If we avoid all this  differentiation on emphasis, we get an overall picture in the Bhagavatam that  there was a fuller manifestation of divine excellences in the Krishna Avatar than  in any other incarnation.

Jnana, Bhakti and Karma  are assigned their respective places in the Bhagavatam. Karma is prescribed for  those who are very much attached to the body and this world. Jnana is  prescribed for those who are detached and dispassionate (Virakta). Bhakti is  prescribed for those who are neither very much attached nor very much detached  and who are indifferent. It teaches all about Bhagavata Dharma or the religion  of love. The Bhagavata Dharma as taught by the nine sages to King Nimi in the  beginning of the eleventh Skandha, is soul-stirring.

The impression that a  non-sectarian reader would have about the Bhagavatam is that it is not  exclusively committed to any single system generally found in Indian  philosophy. As in the Upanishads and the Bhaagvad Gita, dualism, identity-in-difference  in its various shades, monism etc. all finds a place in the Bhagavatam in  different contexts. The Text does not show any antipathy towards any of them  and feels no contradiction in accommodating all of them. Its efforts are towards  the synthesis of all and not positing opposition between the different schools  of thought.

That kind of synthesizing  agent for the Bhagavatam is Bhakti or devotion of the highest type, which is  described as the 5th Purushartha or goal of life, the other  four being dharma (morality), artha (wealth), kama (pleasure) and moksha (liberation).

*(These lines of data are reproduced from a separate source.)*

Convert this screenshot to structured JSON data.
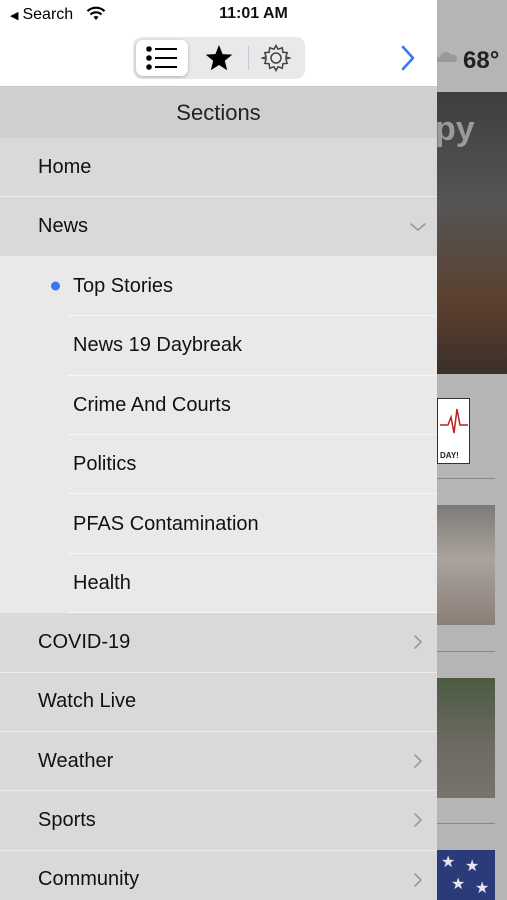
{
  "status_bar": {
    "back_label": "Search",
    "time": "11:01 AM"
  },
  "toolbar": {
    "segments": [
      {
        "icon": "list-icon",
        "selected": true
      },
      {
        "icon": "star-icon",
        "selected": false
      },
      {
        "icon": "gear-icon",
        "selected": false
      }
    ],
    "forward_icon": "chevron-right-icon",
    "accent_color": "#3478f6"
  },
  "sections": {
    "title": "Sections",
    "items": [
      {
        "label": "Home",
        "level": 0
      },
      {
        "label": "News",
        "level": 0,
        "expanded": true
      },
      {
        "label": "Top Stories",
        "level": 1,
        "selected": true
      },
      {
        "label": "News 19 Daybreak",
        "level": 1
      },
      {
        "label": "Crime And Courts",
        "level": 1
      },
      {
        "label": "Politics",
        "level": 1
      },
      {
        "label": "PFAS Contamination",
        "level": 1
      },
      {
        "label": "Health",
        "level": 1
      },
      {
        "label": "COVID-19",
        "level": 0,
        "has_children": true
      },
      {
        "label": "Watch Live",
        "level": 0
      },
      {
        "label": "Weather",
        "level": 0,
        "has_children": true
      },
      {
        "label": "Sports",
        "level": 0,
        "has_children": true
      },
      {
        "label": "Community",
        "level": 0,
        "has_children": true
      }
    ]
  },
  "background": {
    "temperature": "68°",
    "hero_text": "py",
    "thumb_caption": "DAY!"
  }
}
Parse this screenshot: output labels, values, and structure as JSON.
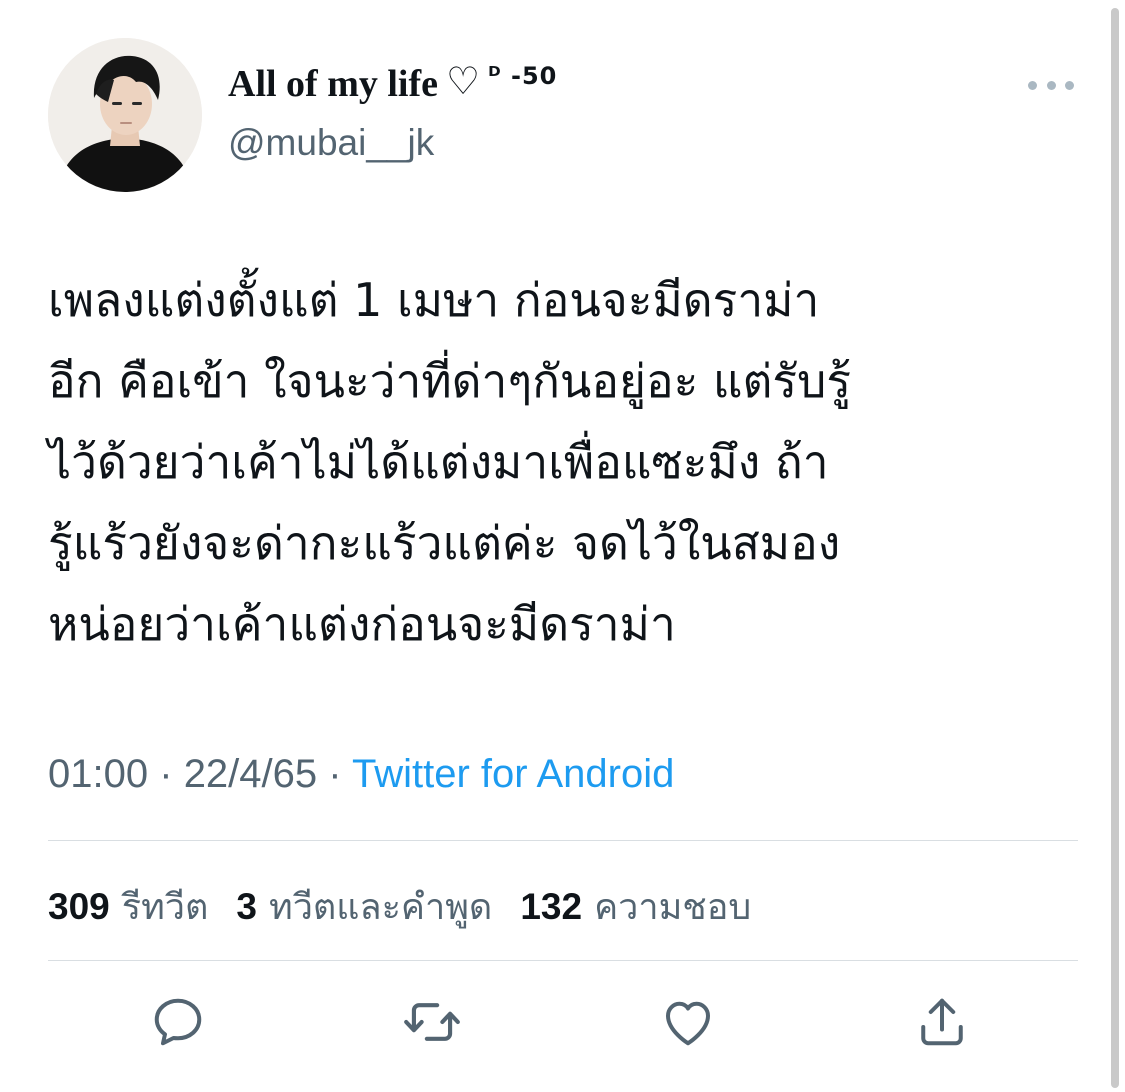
{
  "tweet": {
    "author": {
      "display_name": "All of my life",
      "name_heart": "♡",
      "name_suffix": "ᴰ -50",
      "handle": "@mubai__jk"
    },
    "text": "เพลงแต่งตั้งแต่ 1 เมษา ก่อนจะมีดราม่า\nอีก คือเข้า ใจนะว่าที่ด่าๆกันอยู่อะ แต่รับรู้\nไว้ด้วยว่าเค้าไม่ได้แต่งมาเพื่อแซะมึง ถ้า\nรู้แร้วยังจะด่ากะแร้วแต่ค่ะ จดไว้ในสมอง\nหน่อยว่าเค้าแต่งก่อนจะมีดราม่า",
    "time": "01:00",
    "date": "22/4/65",
    "separator": "·",
    "source": "Twitter for Android",
    "stats": {
      "retweets_count": "309",
      "retweets_label": "รีทวีต",
      "quotes_count": "3",
      "quotes_label": "ทวีตและคำพูด",
      "likes_count": "132",
      "likes_label": "ความชอบ"
    }
  },
  "icons": {
    "more": "more-horizontal-icon",
    "reply": "reply-icon",
    "retweet": "retweet-icon",
    "like": "heart-icon",
    "share": "share-icon"
  },
  "colors": {
    "text_primary": "#0f1419",
    "text_secondary": "#536471",
    "link": "#1d9bf0",
    "divider": "#d9dee2",
    "icon": "#536471"
  }
}
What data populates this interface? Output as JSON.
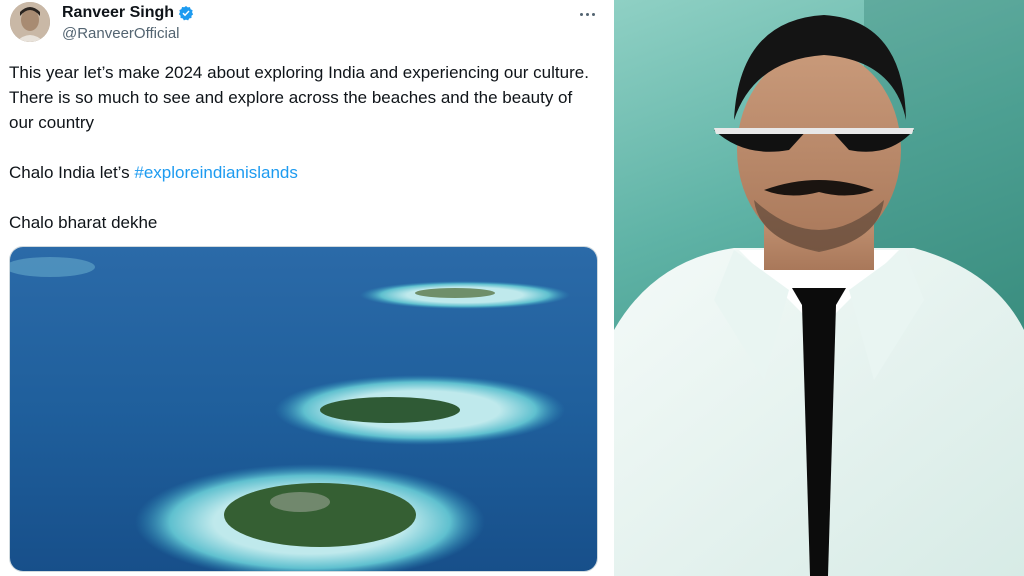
{
  "tweet": {
    "author_name": "Ranveer Singh",
    "author_handle": "@RanveerOfficial",
    "verified_icon": "verified-badge-icon",
    "more_icon": "more-horizontal-icon",
    "line1": "This year let’s make 2024 about exploring India and experiencing our culture. There is so much to see and explore across the beaches and the beauty of our country",
    "line2_prefix": "Chalo India let’s ",
    "hashtag": "#exploreindianislands",
    "line3": "Chalo bharat dekhe",
    "link_color": "#1d9bf0",
    "text_color": "#0f1419",
    "media_subject": "aerial view of tropical islands"
  },
  "photo": {
    "subject": "man in white suit, black tie and sunglasses"
  }
}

Bhakti in the Bhagavatam  is not merely the purifying agency or a means for a higher end as the  non-dualist principle presumes but it is the highest end itself, transcending  Mukti also. The Bhagavatam gives details about different categories of devotion  based on three different Gunas. It also mentions nine-pronged devotional  discipline. But at the highest level the Bhagavatam favors nirguna bhakti i.e. devotion based not on body or self or salvation for oneself from the cycle  of birth and death but on the concept of self-forgetting love, expressing itself  in the natural, unbroken and unobstructed flow of mind towards the Lord as the  Ganga flows continuously towards the ocean.

Such seekers attain to  the knowledge of their essence as one with the Lord, as against the concept of  merging with the Lord advocated by the Advaita school, retaining a sense of difference  without a distinction so that they may engage themselves in the unbroken  service of the Lord as his servant or child or comrade or spouse etc.

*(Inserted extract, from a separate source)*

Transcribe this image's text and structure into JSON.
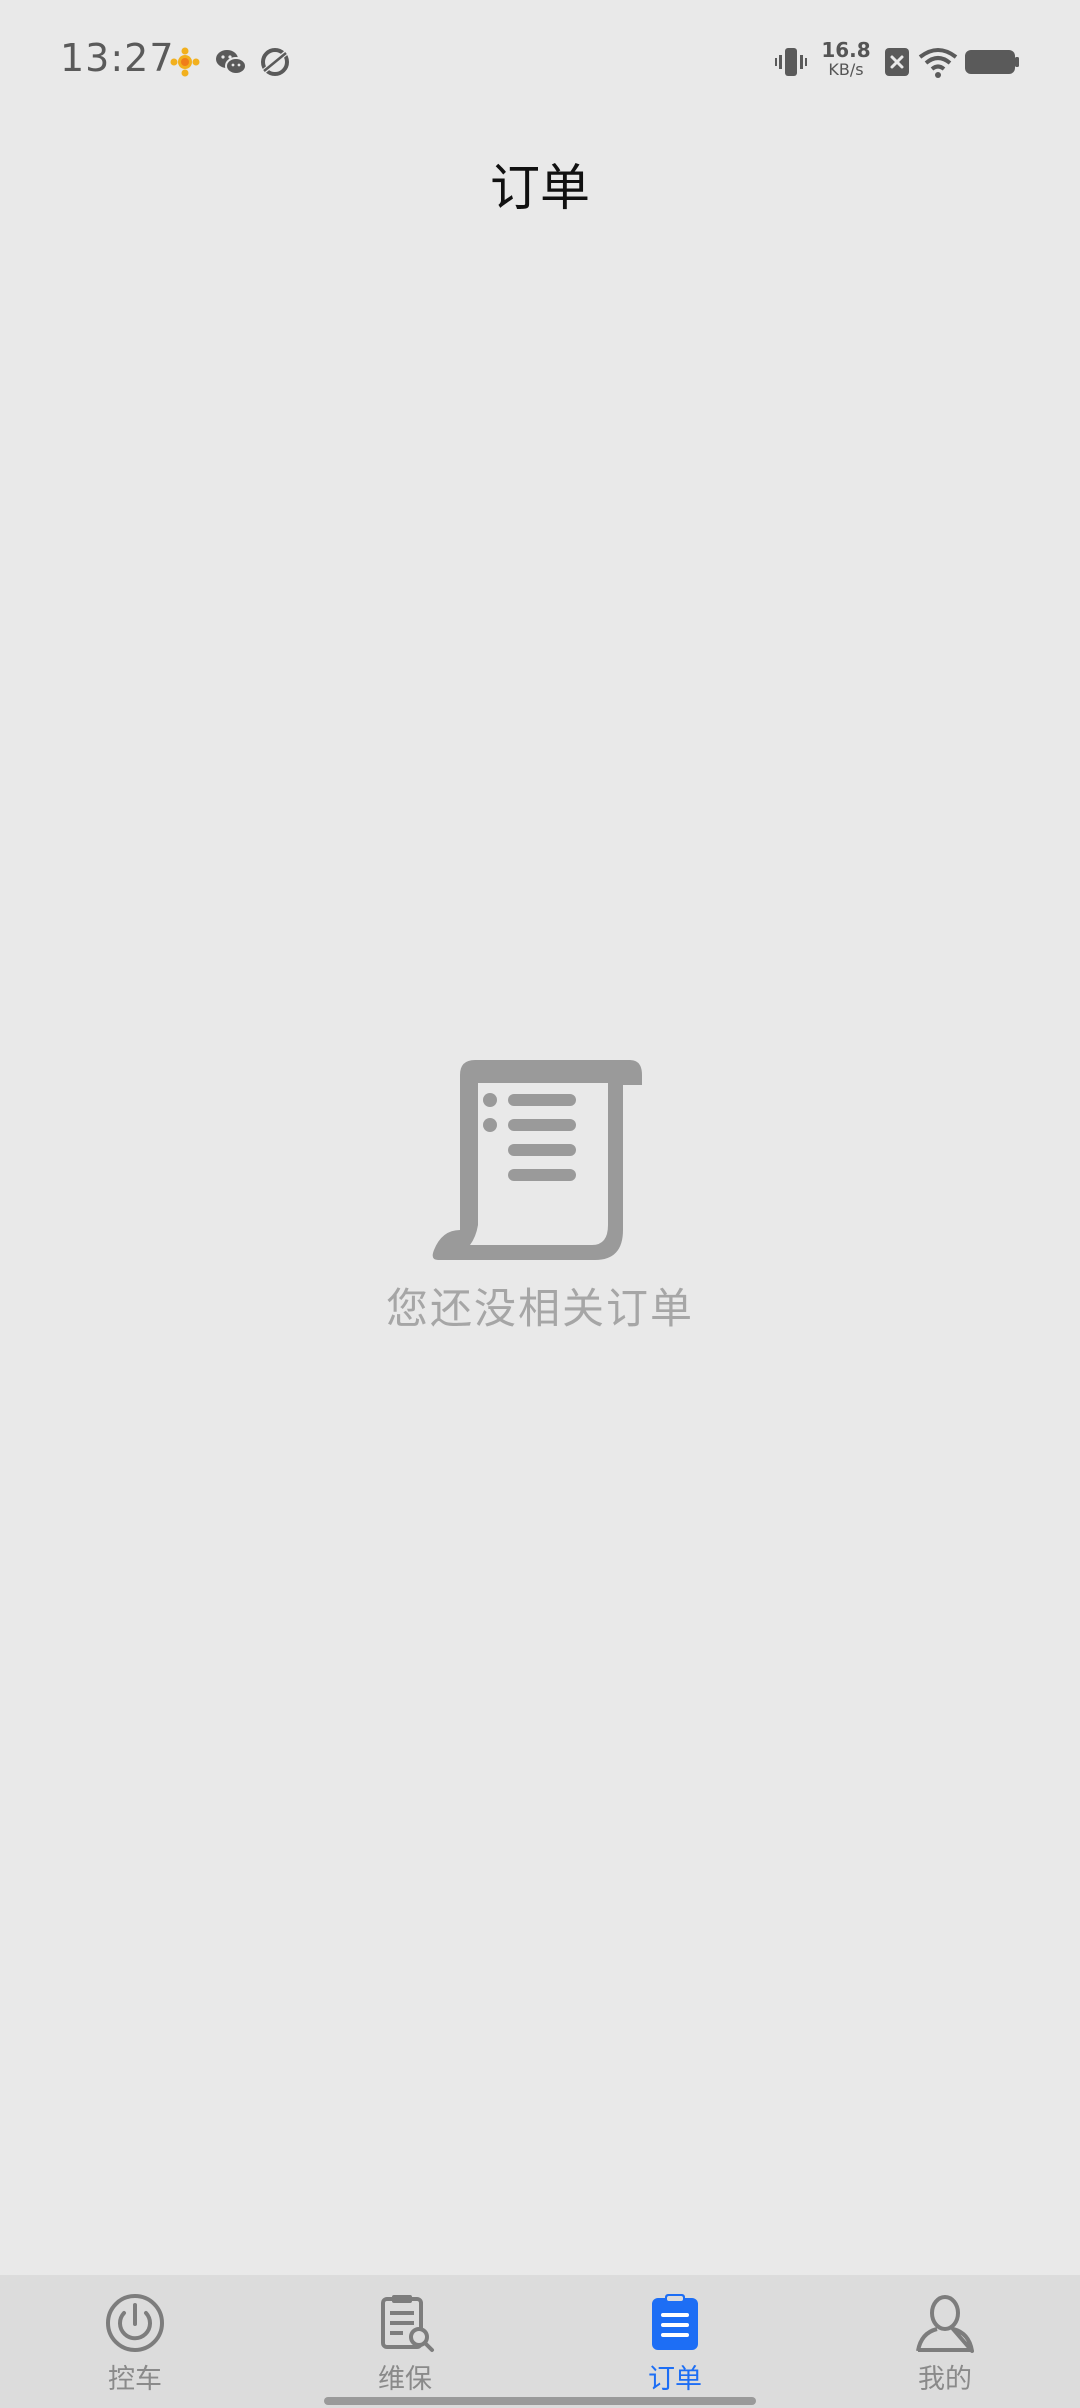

The Bhagavatam  considers this fulfillment of the seeker based on the inherent kinship with the  Lord, motivated by pure love without any fear or self-centered expectation of  freedom from Samsara as constituting the highest end of a Jiva.

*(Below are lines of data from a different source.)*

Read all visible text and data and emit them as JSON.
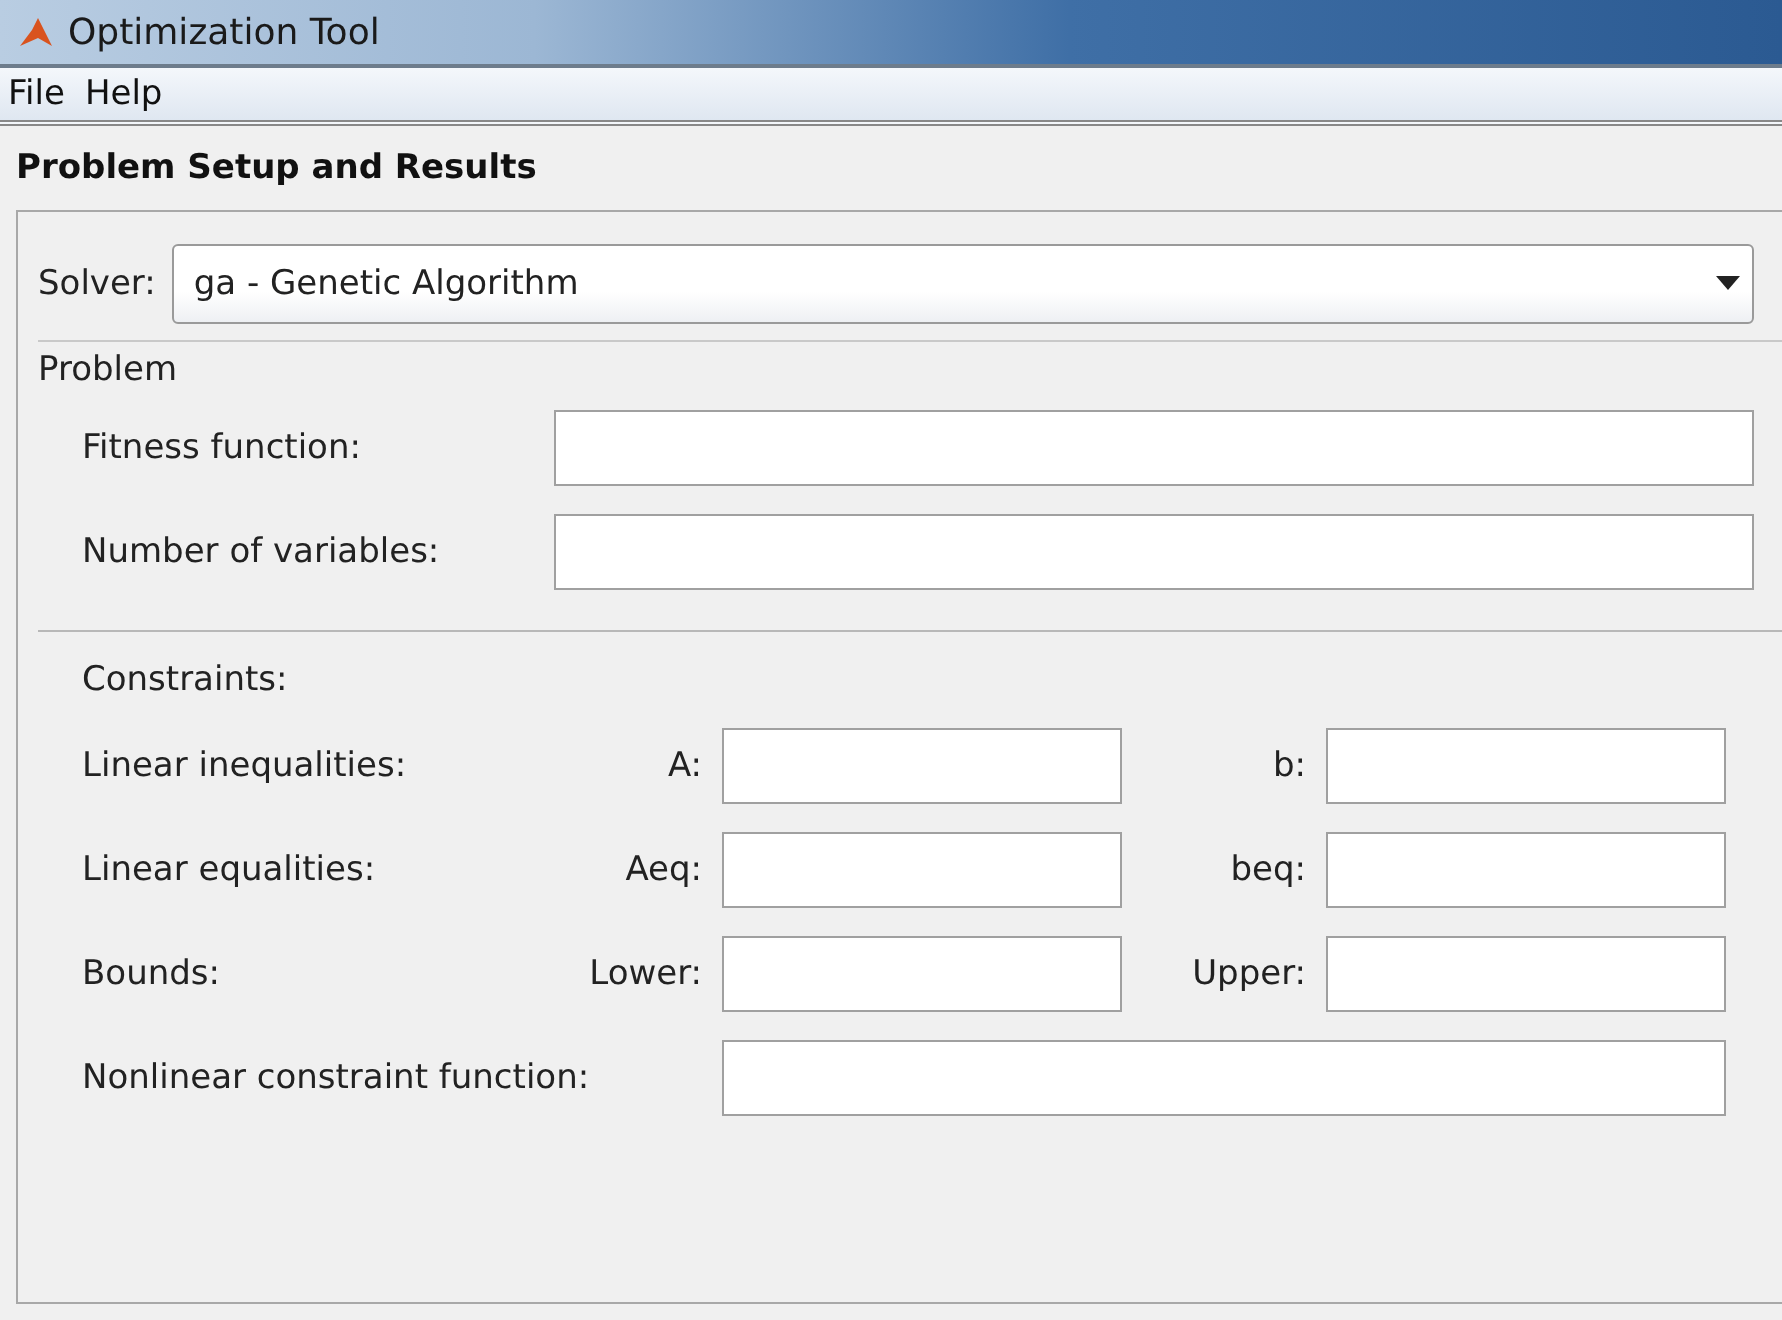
{
  "window": {
    "title": "Optimization Tool"
  },
  "menu": [
    "File",
    "Help"
  ],
  "section_title": "Problem Setup and Results",
  "solver": {
    "label": "Solver:",
    "value": "ga - Genetic Algorithm"
  },
  "problem": {
    "title": "Problem",
    "fields": [
      {
        "label": "Fitness function:"
      },
      {
        "label": "Number of variables:"
      }
    ]
  },
  "constraints": {
    "title": "Constraints:",
    "rows": [
      {
        "kind": "pair",
        "label": "Linear inequalities:",
        "fields": [
          {
            "label": "A:"
          },
          {
            "label": "b:"
          }
        ]
      },
      {
        "kind": "pair",
        "label": "Linear equalities:",
        "fields": [
          {
            "label": "Aeq:"
          },
          {
            "label": "beq:"
          }
        ]
      },
      {
        "kind": "pair",
        "label": "Bounds:",
        "fields": [
          {
            "label": "Lower:"
          },
          {
            "label": "Upper:"
          }
        ]
      },
      {
        "kind": "single",
        "label": "Nonlinear constraint function:"
      }
    ]
  }
}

This is the highest purushartha which it ranks even above Mukti or Moksha understood as mergence or becoming  one with Him by the Advaita School. This is a state of difference without a  distinction, a state of perfection, in which the state of oneness results not  in mergence in Brahman, but in love and service of the Bhagavan, in becoming an  instrument of his Divine play.